Después de la debacle de Culiacán, podría resultar interesante una discusión sobre el papel de las fuerzas armadas en la sociedad mexicana. Huelga decir que no tendrá lugar, ya que la comentocracia le tiene un respeto reverencial a lo que los chilenos llaman “los milicos”, la oposición le tiene terror, y este gobierno prefiere, al igual que sus predecesores, resignarse a una serie de lugares comunes o cursilerías. A pesar de todo, vale la pena proponer algunos puntos de discusión que hipotéticamente podrían caber en un debate de esa naturaleza.
Primero: la persistencia anacrónica, primitiva y contraproducente de secretarios de la Defensa y de la Marina uniformados. Ningún país de la OCDE (a la que nunca debimos pertenecer: es un club de países ricos) carece de un ministerio unificado bajo mando civil, salvo Turquía, el otro socio pobre de la organización de París. Pero esos son mayoritariamente países desarrollados y viejas democracias. Sin embargo, ningún país de América Latina —salvo Venezuela; Cuba no cuenta— conserva esa disposición obsoleta: ni los grandes con viejos ejércitos aristocráticos, ni los pequeños, más recientes en su construcción castrense. Ningún presidente mexicano ha optado por modificar este esquema, sobre todo por respetar el antiguo acuerdo de los años treinta: los militares no se meten en los asuntos de los civiles —gobernar— y los civiles se abstienen de intervenir en sus asuntos —definidos como cada quien prefiera. Hoy se trata de un esquema disfuncional, anti-democrático, y que contribuye en gran medida a los siguientes anacronismos.
Se trata de la segregación o separación de los militares del resto de la sociedad. Además de provenir en su gran mayoría de los estratos más desfavorecidos —el equivalente de facto de un ejército voluntario— viven en unidades habitacionales apartadas de las demás zonas de las ciudades. No conviven con los mexicanos de a pie, ni en sus moradas, las escuelas de sus hijos, los cines, hoteles, centros de diversión o deportivos. Ellos y los demás mexicanos pertenecemos a compartimentos estancos. Lo del “pueblo uniformado” es un eufemismo, en cuanto a México se refiere: son una parte del pueblo, separada de los demás. Y en cuanto al mundo, son lo mismo que en otras naciones, mucho menos excepcional de lo que piensa López Obrador, sin que necesariamente sea lo ideal.
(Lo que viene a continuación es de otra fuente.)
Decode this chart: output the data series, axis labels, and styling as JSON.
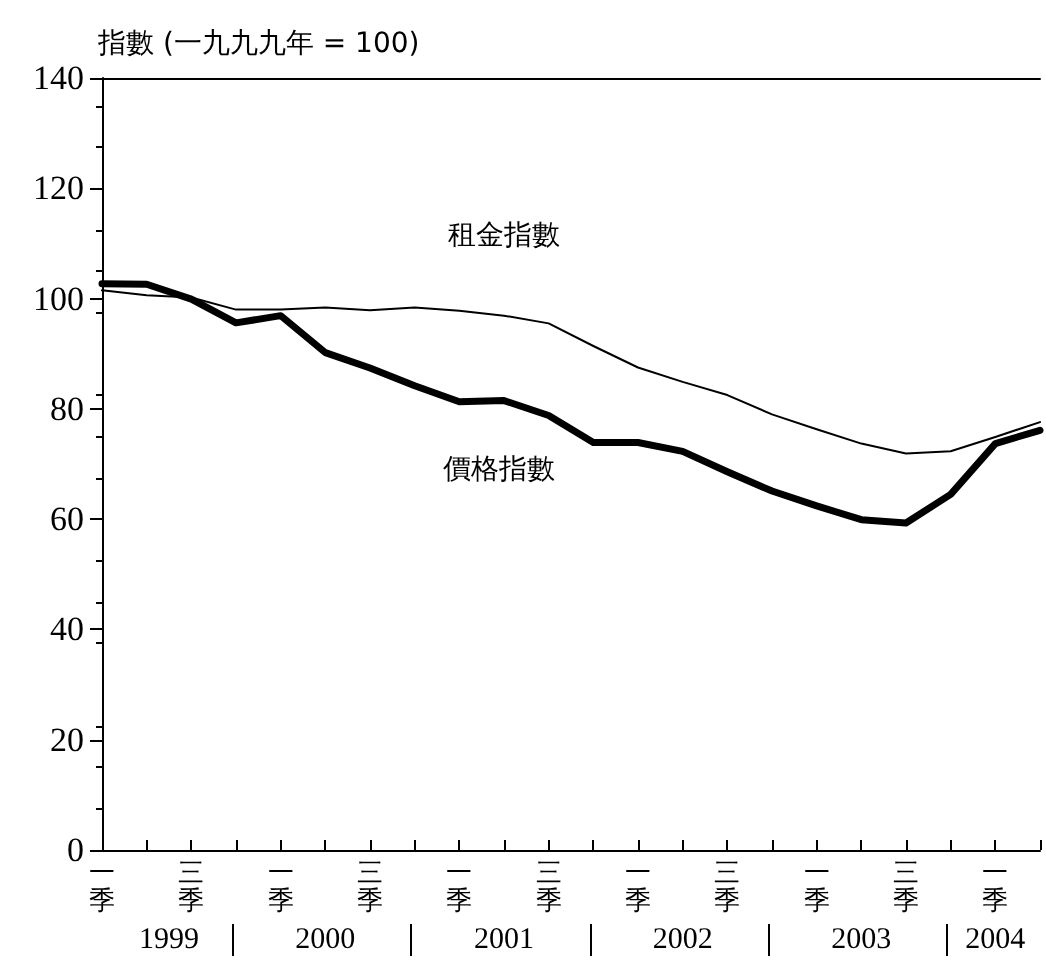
{
  "chart_data": {
    "type": "line",
    "ylabel": "指數 (一九九九年 = 100)",
    "categories": [
      "一季",
      null,
      "三季",
      null,
      "一季",
      null,
      "三季",
      null,
      "一季",
      null,
      "三季",
      null,
      "一季",
      null,
      "三季",
      null,
      "一季",
      null,
      "三季",
      null,
      "一季",
      null
    ],
    "series": [
      {
        "name": "租金指數",
        "color": "#000000",
        "values": [
          101.5,
          100.6,
          100.2,
          98.0,
          98.0,
          98.4,
          97.9,
          98.4,
          97.8,
          96.9,
          95.5,
          91.4,
          87.5,
          84.9,
          82.5,
          79.0,
          76.3,
          73.7,
          71.9,
          72.3,
          74.9,
          77.6
        ]
      },
      {
        "name": "價格指數",
        "color": "#000000",
        "values": [
          102.7,
          102.6,
          99.9,
          95.6,
          96.9,
          90.2,
          87.4,
          84.2,
          81.3,
          81.5,
          78.8,
          73.9,
          73.9,
          72.3,
          68.6,
          65.1,
          62.4,
          59.9,
          59.3,
          64.5,
          73.7,
          76.1
        ]
      }
    ],
    "ylim": [
      0,
      140
    ],
    "yticks": [
      0,
      20,
      40,
      60,
      80,
      100,
      120,
      140
    ],
    "grid": false,
    "legend": false,
    "marker": "none",
    "line_style": "solid",
    "annotations": [
      "1999",
      "2000",
      "2001",
      "2002",
      "2003",
      "2004"
    ]
  }
}
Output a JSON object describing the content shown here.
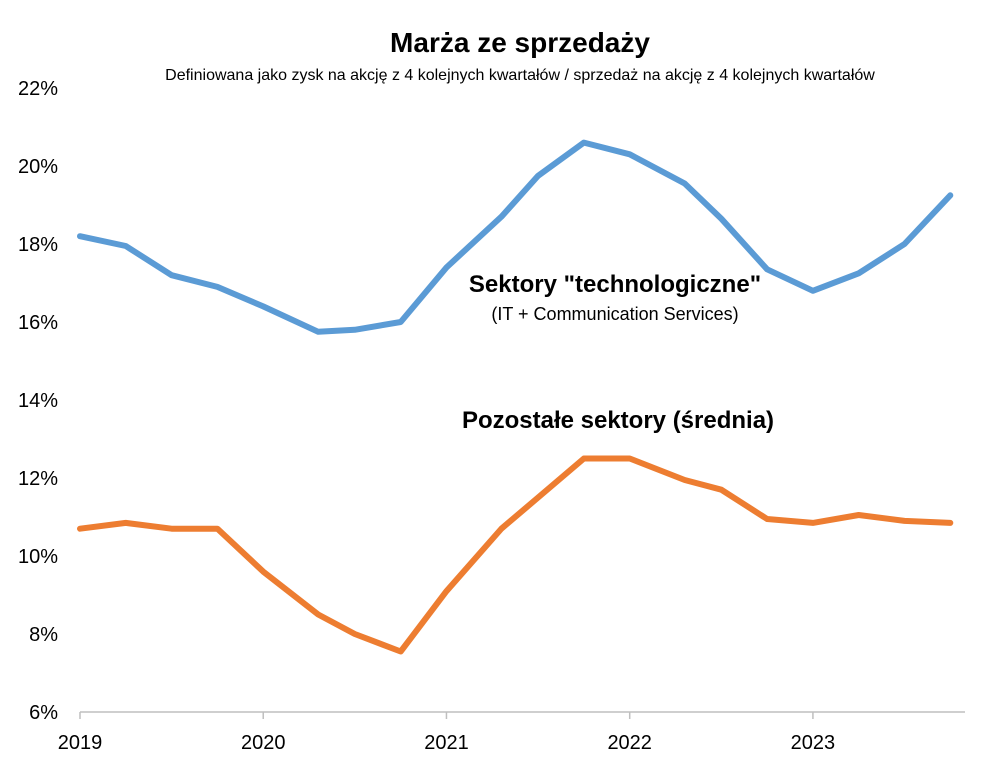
{
  "chart_data": {
    "type": "line",
    "title": "Marża ze sprzedaży",
    "subtitle": "Definiowana jako zysk na akcję z 4 kolejnych kwartałów / sprzedaż na akcję z 4 kolejnych kwartałów",
    "xlabel": "",
    "ylabel": "",
    "ylim": [
      6,
      22
    ],
    "xlim": [
      2019,
      2023.83
    ],
    "y_ticks": [
      "6%",
      "8%",
      "10%",
      "12%",
      "14%",
      "16%",
      "18%",
      "20%",
      "22%"
    ],
    "x_ticks": [
      "2019",
      "2020",
      "2021",
      "2022",
      "2023"
    ],
    "grid": false,
    "x": [
      2019.0,
      2019.25,
      2019.5,
      2019.75,
      2020.0,
      2020.3,
      2020.5,
      2020.75,
      2021.0,
      2021.3,
      2021.5,
      2021.75,
      2022.0,
      2022.3,
      2022.5,
      2022.75,
      2023.0,
      2023.25,
      2023.5,
      2023.75
    ],
    "series": [
      {
        "name": "Sektory \"technologiczne\"",
        "sublabel": "(IT + Communication Services)",
        "color": "#5B9BD5",
        "values": [
          18.2,
          17.95,
          17.2,
          16.9,
          16.4,
          15.75,
          15.8,
          16.0,
          17.4,
          18.7,
          19.75,
          20.6,
          20.3,
          19.55,
          18.65,
          17.35,
          16.8,
          17.25,
          18.0,
          19.25
        ]
      },
      {
        "name": "Pozostałe sektory (średnia)",
        "color": "#ED7D31",
        "values": [
          10.7,
          10.85,
          10.7,
          10.7,
          9.6,
          8.5,
          8.0,
          7.55,
          9.1,
          10.7,
          11.5,
          12.5,
          12.5,
          11.95,
          11.7,
          10.95,
          10.85,
          11.05,
          10.9,
          10.85
        ]
      }
    ]
  }
}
El país en el cual el ejército es más “pueblo en uniforme” es Israel. Si la ley mexicana no permitiera que los militares fueran al estadio de futbol en uniforme, hay que cambiar la ley, como se hace todos los días en México. A menos de que no los quieran tanto como muchos sugieren. El artículo 404 del Código de Justicia Militar solo prohibe la portación del uniforme o de insignias militares a “quienes no les correspondan”.
La verticalidad militar de la jerarquía, sin mando civil como en los países normales, junto con la segregación castrense, lleva a un tercer anacronismo, quizás el más anti-democrático y disfuncional de todos. Se trata de la opacidad, o de la ausencia de mecanismos de rendición de cuentas y de transparencia. No me refiero a los temas de derechos humanos o de justicia civil; se ha avanzado. Se trata de la transparencia y la rendición de cuentas presupuestales, de compras y ventas, de asignaciones directas y de licitaciones, de formas ocultas de cooperación con otros países, de recurrir sistemáticamente a la reserva por motivos de “seguridad nacional” para no divulgar información comprometedora. Esto debiera ser inaceptable en una democracia moderna, con límites razonables. A menos de que se piense que es innecesario vigilar y castigar la corrupción en el seno de las fuerzas armadas, porque no son corruptas. Porque son “el pueblo uniformado”.